Melon was all the rage before he made his debut for Willie Mullins in the maiden hurdle at Leapardstown on Sunday, and he was even more the rage (all the rager?) afterwards, such was the proficiency of his performance.

There was a lot to like about Joe Donnelly’s horse’s performance. He travelled really well, he nipped up nimbly on the inside of Broken Soul in an astute reactive move by Ruby Walsh when that rival made a mistake at the second last flight, and he put the race to bed fairly quickly.

Importantly, Melon’s jumping was very good for a debutant. The more experienced Broken Soul set out to make it a proper test too, Melon had to jump at speed pretty much from flagfall, and he didn’t miss a beat until the final flight, when he had the race in the bag, at which he was just a bit guessy.

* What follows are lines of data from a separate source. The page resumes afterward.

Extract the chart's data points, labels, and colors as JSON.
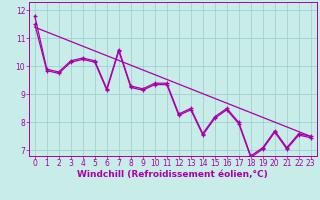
{
  "xlabel": "Windchill (Refroidissement éolien,°C)",
  "bg_color": "#c8ece8",
  "line_color": "#aa00aa",
  "grid_color": "#99cccc",
  "xlim": [
    -0.5,
    23.5
  ],
  "ylim": [
    6.8,
    12.3
  ],
  "xticks": [
    0,
    1,
    2,
    3,
    4,
    5,
    6,
    7,
    8,
    9,
    10,
    11,
    12,
    13,
    14,
    15,
    16,
    17,
    18,
    19,
    20,
    21,
    22,
    23
  ],
  "yticks": [
    7,
    8,
    9,
    10,
    11,
    12
  ],
  "series1": [
    11.8,
    9.9,
    9.8,
    10.2,
    10.3,
    10.2,
    9.2,
    10.6,
    9.3,
    9.2,
    9.4,
    9.4,
    8.3,
    8.5,
    7.6,
    8.2,
    8.5,
    8.0,
    6.8,
    7.1,
    7.7,
    7.1,
    7.6,
    7.5
  ],
  "series2": [
    11.5,
    9.85,
    9.75,
    10.15,
    10.25,
    10.15,
    9.15,
    10.55,
    9.25,
    9.15,
    9.35,
    9.35,
    8.25,
    8.45,
    7.55,
    8.15,
    8.45,
    7.95,
    6.75,
    7.05,
    7.65,
    7.05,
    7.55,
    7.45
  ],
  "trend_y_start": 11.4,
  "trend_y_end": 7.5,
  "xlabel_fontsize": 6.5,
  "tick_fontsize": 5.5
}
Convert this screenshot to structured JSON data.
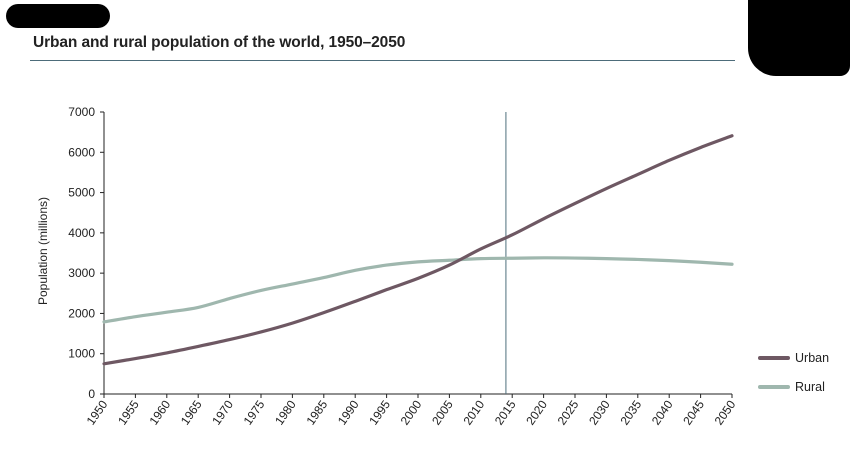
{
  "header": {
    "title": "Urban and rural population of the world, 1950–2050"
  },
  "chart_data": {
    "type": "line",
    "title": "Urban and rural population of the world, 1950–2050",
    "xlabel": "",
    "ylabel": "Population (millions)",
    "x": [
      1950,
      1955,
      1960,
      1965,
      1970,
      1975,
      1980,
      1985,
      1990,
      1995,
      2000,
      2005,
      2010,
      2015,
      2020,
      2025,
      2030,
      2035,
      2040,
      2045,
      2050
    ],
    "xlim": [
      1950,
      2050
    ],
    "ylim": [
      0,
      7000
    ],
    "yticks": [
      0,
      1000,
      2000,
      3000,
      4000,
      5000,
      6000,
      7000
    ],
    "grid": false,
    "legend_position": "right",
    "reference_line_x": 2014,
    "series": [
      {
        "name": "Urban",
        "color": "#6e5863",
        "values": [
          750,
          880,
          1020,
          1180,
          1350,
          1540,
          1760,
          2020,
          2300,
          2590,
          2870,
          3200,
          3600,
          3950,
          4350,
          4730,
          5100,
          5450,
          5800,
          6120,
          6410
        ]
      },
      {
        "name": "Rural",
        "color": "#9fb7ae",
        "values": [
          1790,
          1920,
          2030,
          2150,
          2370,
          2570,
          2730,
          2890,
          3070,
          3200,
          3280,
          3320,
          3360,
          3370,
          3380,
          3375,
          3360,
          3340,
          3310,
          3270,
          3220
        ]
      }
    ]
  }
}
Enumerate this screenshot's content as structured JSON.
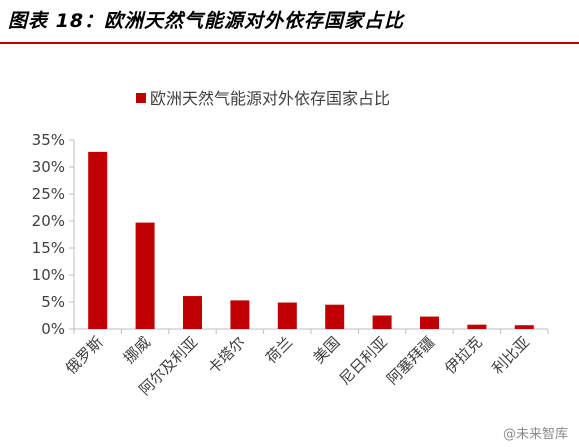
{
  "header": {
    "title": "图表 18：欧洲天然气能源对外依存国家占比"
  },
  "watermark": {
    "text": "@未来智库"
  },
  "colors": {
    "bar": "#c00000",
    "axis": "#bfbfbf",
    "rule": "#c00000"
  },
  "chart_data": {
    "type": "bar",
    "title": "",
    "xlabel": "",
    "ylabel": "",
    "legend_position": "top-center",
    "grid": false,
    "ylim": [
      0,
      35
    ],
    "yticks": [
      0,
      5,
      10,
      15,
      20,
      25,
      30,
      35
    ],
    "ytick_labels": [
      "0%",
      "5%",
      "10%",
      "15%",
      "20%",
      "25%",
      "30%",
      "35%"
    ],
    "categories": [
      "俄罗斯",
      "挪威",
      "阿尔及利亚",
      "卡塔尔",
      "荷兰",
      "美国",
      "尼日利亚",
      "阿塞拜疆",
      "伊拉克",
      "利比亚"
    ],
    "series": [
      {
        "name": "欧洲天然气能源对外依存国家占比",
        "values": [
          32.8,
          19.7,
          6.1,
          5.3,
          4.9,
          4.5,
          2.5,
          2.3,
          0.8,
          0.7
        ]
      }
    ]
  }
}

Also, he ran all the way to the line, he ran through the line. It wasn’t until the second flight past the stands that Ruby Walsh was able to pull him up, and that suggests that he had plenty of energy left.

Broken Soul put up an admirable performance in defeat. Gordon Elliott’s horse also jumped well, with the exception of that mistake at the second last, and, although he was well beaten by the winner, he finished well clear of the third horse Prince Charmin’. Also, it took Jack Kennedy a little while to pull him up too. The first two home ran well past the line.

Broken Soul has had plenty of experience, but this was just his second run over hurdles, and he should improve for it.

It is easy to understand why Melon is now a short-priced favourite for the Supreme Novices’ Hurdle, hailing, as he does, from the Willie Mullins yard that has supplied three of the last four winners and two of the last four runners-up in the race. He does have some Supreme Novices’ Hurdle stats to overcome, but he is still well on the way towards living up to his reputation.